Do you want new wave, or do you want the truth? Part II

Sep 16, 2005 01:01

switchstatement pointed me to this Yahoo! AP story about the CMJ Music Marathon.

Just about exactly 20 years ago I was in college radio as a music director. There was all this crazy shit going on, because of punk. Punk meant that college stations stopped playing Journey all the time and started playing newer music. Because of the general smashing of boundaries, this meant that genres and race barriers were at least partly knocked aside. Suddenly we were all listening to thrash, dancehall, house, gangsta rap, folky stuff, and of course lots and lots of whiteboy refined rock 'n' roll made by four guys with guitars and drums.

About at this point, 1985, a publication called "College Music Journal" became more important. We all told them what we played, or in some cases what we wished we were playing, and they reported it in detail and aggregate. There was a Top 100. Those Top 100s were eclectic. Just about every current musical subculture had a few songs in there. The Top 10 or so were almost always new wave or postpunk records like R.E.M.'s "Lifes Rich Pageant" or INXS's "Listen Like Thieves". It was a half-assed revolution at this point but about 2/3 of the music was good.

In the next three years everything went to shit.
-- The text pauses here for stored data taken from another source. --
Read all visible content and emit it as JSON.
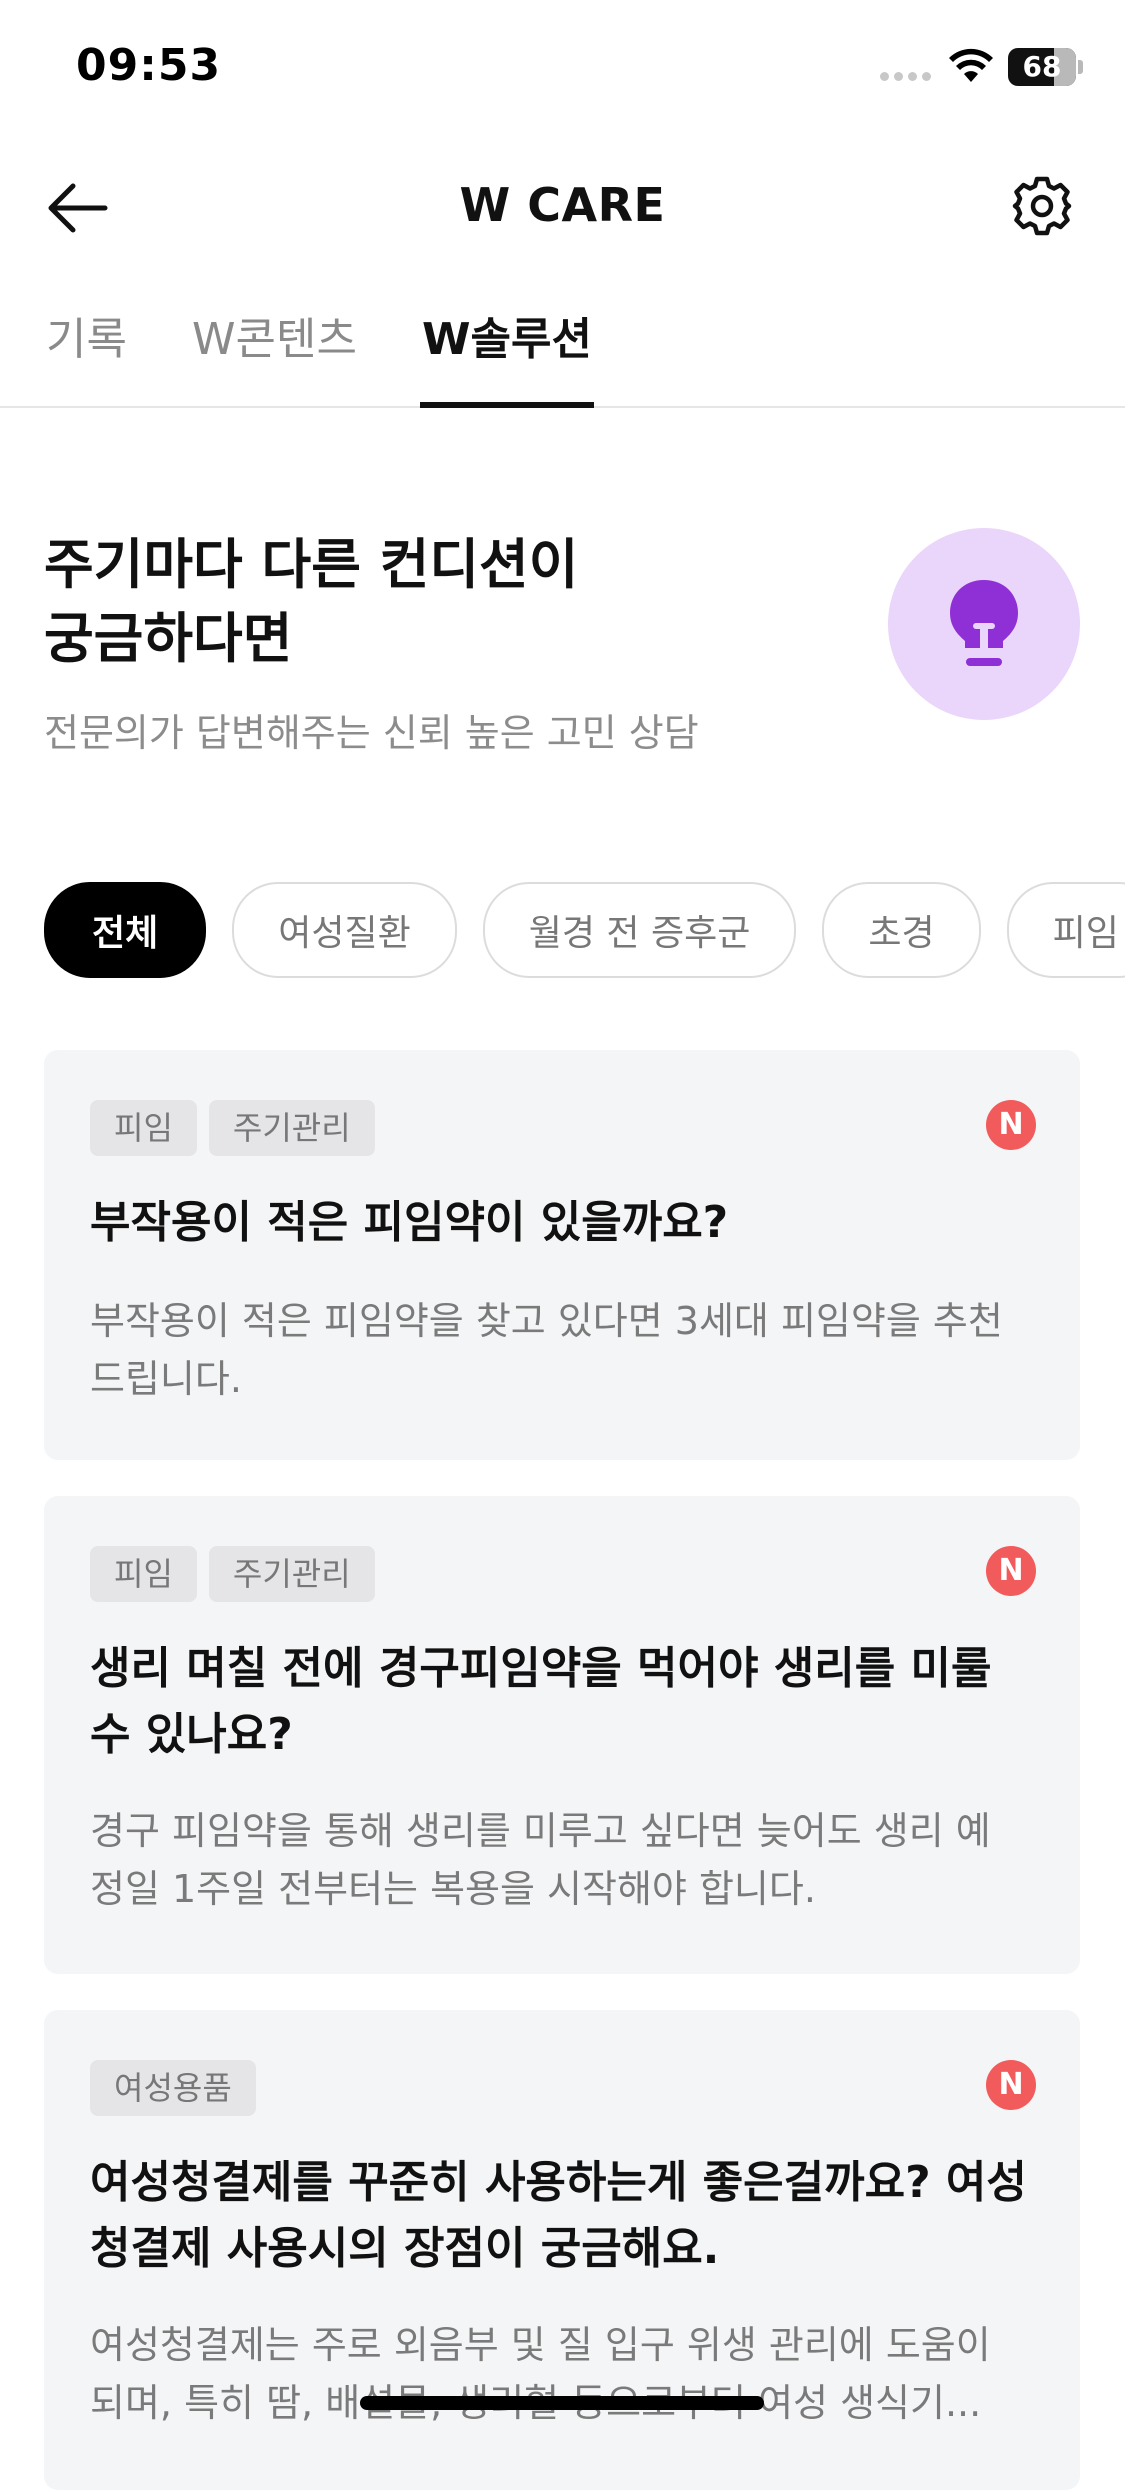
{
  "status_bar": {
    "time": "09:53",
    "battery": "68"
  },
  "header": {
    "title": "W CARE",
    "back_icon": "arrow-left-icon",
    "settings_icon": "gear-icon"
  },
  "tabs": [
    {
      "label": "기록",
      "active": false
    },
    {
      "label": "W콘텐츠",
      "active": false
    },
    {
      "label": "W솔루션",
      "active": true
    }
  ],
  "hero": {
    "title_line1": "주기마다 다른 컨디션이",
    "title_line2": "궁금하다면",
    "subtitle": "전문의가 답변해주는 신뢰 높은 고민 상담",
    "icon": "lightbulb-icon",
    "icon_bg_color": "#ead5fb",
    "icon_color": "#8f2fd6"
  },
  "chips": [
    {
      "label": "전체",
      "active": true
    },
    {
      "label": "여성질환",
      "active": false
    },
    {
      "label": "월경 전 증후군",
      "active": false
    },
    {
      "label": "초경",
      "active": false
    },
    {
      "label": "피임",
      "active": false
    }
  ],
  "cards": [
    {
      "tags": [
        "피임",
        "주기관리"
      ],
      "badge": "N",
      "title": "부작용이 적은 피임약이 있을까요?",
      "description_line1": "부작용이 적은 피임약을 찾고 있다면 3세대 피임약을 추천",
      "description_line2": "드립니다."
    },
    {
      "tags": [
        "피임",
        "주기관리"
      ],
      "badge": "N",
      "title_line1": "생리 며칠 전에 경구피임약을 먹어야 생리를 미룰",
      "title_line2": "수 있나요?",
      "description_line1": "경구 피임약을 통해 생리를 미루고 싶다면 늦어도 생리 예",
      "description_line2": "정일 1주일 전부터는 복용을 시작해야 합니다."
    },
    {
      "tags": [
        "여성용품"
      ],
      "badge": "N",
      "title_line1": "여성청결제를 꾸준히 사용하는게 좋은걸까요? 여성",
      "title_line2": "청결제 사용시의 장점이 궁금해요.",
      "description_line1": "여성청결제는 주로 외음부 및 질 입구 위생 관리에 도움이",
      "description_line2": "되며, 특히 땀, 배설물, 생리혈 등으로부터 여성 생식기..."
    }
  ],
  "colors": {
    "badge": "#f15b5b",
    "card_bg": "#f4f5f7",
    "active_chip": "#000000"
  }
}
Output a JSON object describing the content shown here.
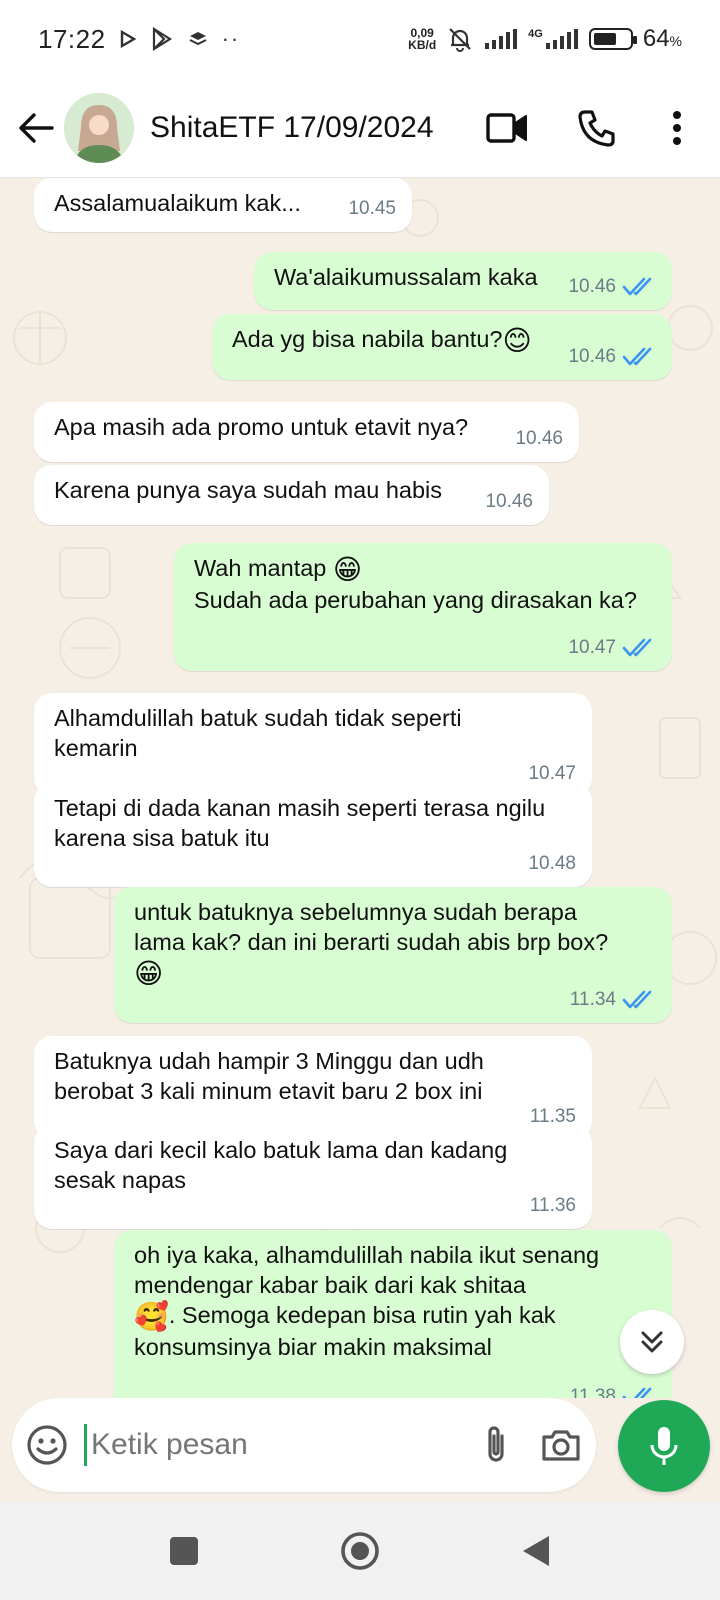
{
  "status_bar": {
    "time": "17:22",
    "speed_value": "0,09",
    "speed_unit": "KB/d",
    "network": "4G",
    "battery_pct": "64",
    "battery_unit": "%",
    "battery_level": 0.64
  },
  "header": {
    "title": "ShitaETF 17/09/2024"
  },
  "messages": [
    {
      "dir": "in",
      "text": "Assalamualaikum kak...",
      "time": "10.45"
    },
    {
      "dir": "out",
      "text": "Wa'alaikumussalam kaka",
      "time": "10.46"
    },
    {
      "dir": "out",
      "text": "Ada yg bisa nabila bantu?",
      "emoji": "😊",
      "time": "10.46"
    },
    {
      "dir": "in",
      "text": "Apa masih ada promo untuk etavit nya?",
      "time": "10.46"
    },
    {
      "dir": "in",
      "text": "Karena punya saya sudah mau habis",
      "time": "10.46"
    },
    {
      "dir": "out",
      "text_line1": "Wah mantap",
      "emoji": "😁",
      "text_line2": "Sudah ada perubahan yang dirasakan ka?",
      "time": "10.47"
    },
    {
      "dir": "in",
      "text": "Alhamdulillah batuk sudah tidak seperti\nkemarin",
      "time": "10.47"
    },
    {
      "dir": "in",
      "text": "Tetapi di dada kanan masih seperti terasa ngilu\nkarena sisa batuk itu",
      "time": "10.48"
    },
    {
      "dir": "out",
      "text": "untuk batuknya sebelumnya sudah berapa\nlama kak? dan ini berarti sudah abis brp box?",
      "emoji": "😁",
      "time": "11.34"
    },
    {
      "dir": "in",
      "text": "Batuknya udah hampir 3 Minggu dan udh\nberobat 3 kali minum etavit baru 2 box ini",
      "time": "11.35"
    },
    {
      "dir": "in",
      "text": "Saya dari kecil kalo batuk lama dan kadang\nsesak napas",
      "time": "11.36"
    },
    {
      "dir": "out",
      "text_line1": "oh iya kaka, alhamdulillah nabila ikut senang\nmendengar kabar baik dari kak shitaa",
      "emoji": "🥰",
      "text_line2": ". Semoga kedepan bisa rutin yah kak\nkonsumsinya biar makin maksimal",
      "time": "11.38"
    }
  ],
  "input": {
    "placeholder": "Ketik pesan"
  },
  "colors": {
    "outgoing_bubble": "#d9fdd3",
    "incoming_bubble": "#ffffff",
    "read_ticks": "#3b95f0",
    "mic_button": "#1fa855",
    "chat_bg": "#f5efe6"
  },
  "icons": {
    "back": "arrow-left-icon",
    "video": "video-camera-icon",
    "call": "phone-icon",
    "menu": "more-vertical-icon",
    "emoji": "emoji-icon",
    "attach": "paperclip-icon",
    "camera": "camera-icon",
    "mic": "microphone-icon",
    "scroll": "double-chevron-down-icon"
  }
}
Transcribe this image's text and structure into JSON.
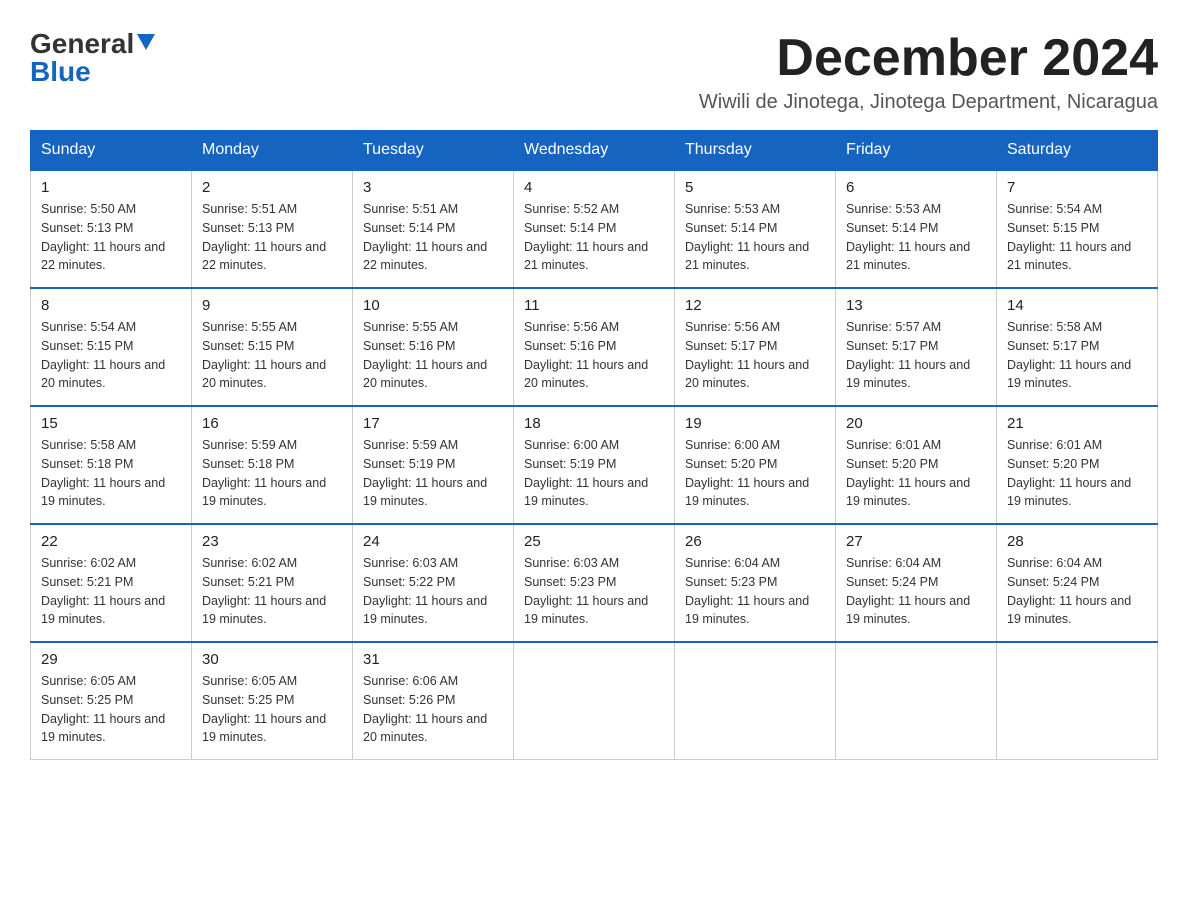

College radio was recognized by the big companies as the farm team for top 40. Independent labels and their supporters fought back with "indie only" movements that insisted that only music from small companies be played, but it was mostly garbage. The CMJ top 100 became more and more important. The top 10 froze for weeks at a time. A mania for jangly folksy Americana rock created thousands of forgettable REMitators and straight-shootin' junior Mellencamps. Hip-hop disappeared from college radio formats.

I myself was out of college in '87 and out of music writing for pay by '89. Somewhere between those two points, the idea of an alternative to commercial radio was replaced, in true Animal Farm fashion, with a new radio format called "alternative". This was: bands consisting of four white guys with guitars and drums; leftover punk and new wave that people remembered from high school; two Bob Marley songs; and two Ministry songs. The format crept further and further down, through dark corners and fetid swamps as did Gollum, until it finally and inevitably reached the gates of Mordor the Spin Doctors.

Why do I tell this inane story? Because 20 years later these bastards are still fucking the bloated, maggot ridden corpse of my generation's half revolution. Indie rock was fresh, new, and full of promise in 1985. It was killed and eaten in 1989 and then they vomited it back up so they could eat it again. That music was pretty pale and refined to start with. Now it's just the sonic equivalent of a beige lace doily. This stuff is the denim troubadour easy listening for 2005; our James Taylor and Jim Croce are Modest Mouse and Death Cab for Cutie. It's over, people.

Fuck you, Steven Malkmus, for saying "I started when it was still college rock... It seems to have become more institutionalized in big cities ... I'm glad to be a part of it." Fuck you right in the ear. Fuck you, Nic Harcourt, for "Today, the sensibility is more of an aesthetic than it is a manifesto."

I can't believe these assholes manage to coopt the same revolution twice.

...but I was e bloom, and Richard Hell, Joe Strummer and John Doe. Me and Mike Watt, playing guitar.